In the movie, the protagonist with his "condition" attempts to remember things by writing down facts on the back of photographs and by tattooing them onto his body. In the novel, things are remembered by the characters through stories. The similarity-both memories are distorted. Due to a condition, memories are screwed with by those trying to take advantage of a poor character trying to get revenge. Due to the sake of story-telling, memories are tampered with to become a better or more extravagant story. This "distorted" memory leaves audiences looking for the truth or like me just all together frustrated. This makes both the novel and the movie a successful one.
I love movies I can just relax and watch, but a movie that makes an audience use their brain is a success!
Aren't all memories distorted though? By time or emotion or whatever?
ReplyDeleteOr have you ever been told something so many times, or so convincingly that you think you remember?
Just seems to me to represent what memory does in reality in a bit more dramatic of a way.
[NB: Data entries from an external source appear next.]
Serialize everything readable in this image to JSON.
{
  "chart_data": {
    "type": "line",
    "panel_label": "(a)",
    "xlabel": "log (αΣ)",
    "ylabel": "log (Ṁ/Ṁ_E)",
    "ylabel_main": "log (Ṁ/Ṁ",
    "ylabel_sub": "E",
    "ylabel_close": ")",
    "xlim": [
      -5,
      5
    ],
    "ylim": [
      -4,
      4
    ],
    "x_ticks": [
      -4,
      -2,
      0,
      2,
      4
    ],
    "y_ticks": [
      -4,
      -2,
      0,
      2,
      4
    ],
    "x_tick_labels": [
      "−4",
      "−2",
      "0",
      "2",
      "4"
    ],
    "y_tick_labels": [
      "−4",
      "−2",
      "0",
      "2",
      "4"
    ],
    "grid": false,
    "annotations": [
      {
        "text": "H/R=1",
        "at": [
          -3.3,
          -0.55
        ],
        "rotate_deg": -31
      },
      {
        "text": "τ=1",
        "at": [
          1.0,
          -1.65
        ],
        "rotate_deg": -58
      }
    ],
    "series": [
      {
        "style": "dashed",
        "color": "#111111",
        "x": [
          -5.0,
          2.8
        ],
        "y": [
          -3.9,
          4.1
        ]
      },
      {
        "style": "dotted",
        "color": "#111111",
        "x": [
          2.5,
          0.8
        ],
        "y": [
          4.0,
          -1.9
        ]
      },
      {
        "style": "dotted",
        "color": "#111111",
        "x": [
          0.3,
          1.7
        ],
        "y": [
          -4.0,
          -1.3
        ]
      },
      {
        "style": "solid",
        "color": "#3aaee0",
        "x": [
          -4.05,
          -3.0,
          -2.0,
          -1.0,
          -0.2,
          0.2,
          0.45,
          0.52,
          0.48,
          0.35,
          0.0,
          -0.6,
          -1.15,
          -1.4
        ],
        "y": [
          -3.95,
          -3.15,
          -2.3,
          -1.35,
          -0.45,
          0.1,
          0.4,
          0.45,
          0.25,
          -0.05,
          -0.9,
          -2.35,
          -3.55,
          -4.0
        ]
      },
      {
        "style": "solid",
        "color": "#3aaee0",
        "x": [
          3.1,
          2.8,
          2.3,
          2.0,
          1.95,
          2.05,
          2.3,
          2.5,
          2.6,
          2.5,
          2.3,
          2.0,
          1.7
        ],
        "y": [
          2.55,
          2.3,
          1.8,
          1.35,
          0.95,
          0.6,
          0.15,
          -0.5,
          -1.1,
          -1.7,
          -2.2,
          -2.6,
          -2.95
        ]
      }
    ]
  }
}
I totally agree with your thesis that you made of the similarity between this movie and O'Brien's novel. The statement by Leonard, "...Will I lie to myself to be happy? In your case Teddy...yes I will." Based on the plain fact that Leonard will lie to himself to be happy is almost the same thing that O'Brien did. "I'm young and happy. I'll never die....I take a high leap into the dark and come down thirty years later, I realize it is as Tim trying to save Timmy's life with a story.(O'Brien, 246). O'Brien has himself and the loved ones he lost exist through stories. "We kept the dead alive with stories....Often they were exaggerated, or blatant lies, but it was a way of bringing body and soul back together, or a way of making new bodies for the souls to inhibit." (O'Brien, 239) The difference is that O'Brien's stories are not all lies, truths are expressed in his stories as well. Truths of war, emotional pain, and violence. He uses stories to keep Timmy, Linda, Kiowa, Curt, Ted, alive. Stories is the one element that saves Tim O'Brien. This is the similar case with Leonard. He makes up the whole plot of his wife's murder over and over again, even though he has already killed the murder of his wife long ago. Leonard only does to this to keep his own existence going. Leonard lives on in the realm of lies. O'Brien lives on in the realm of stories.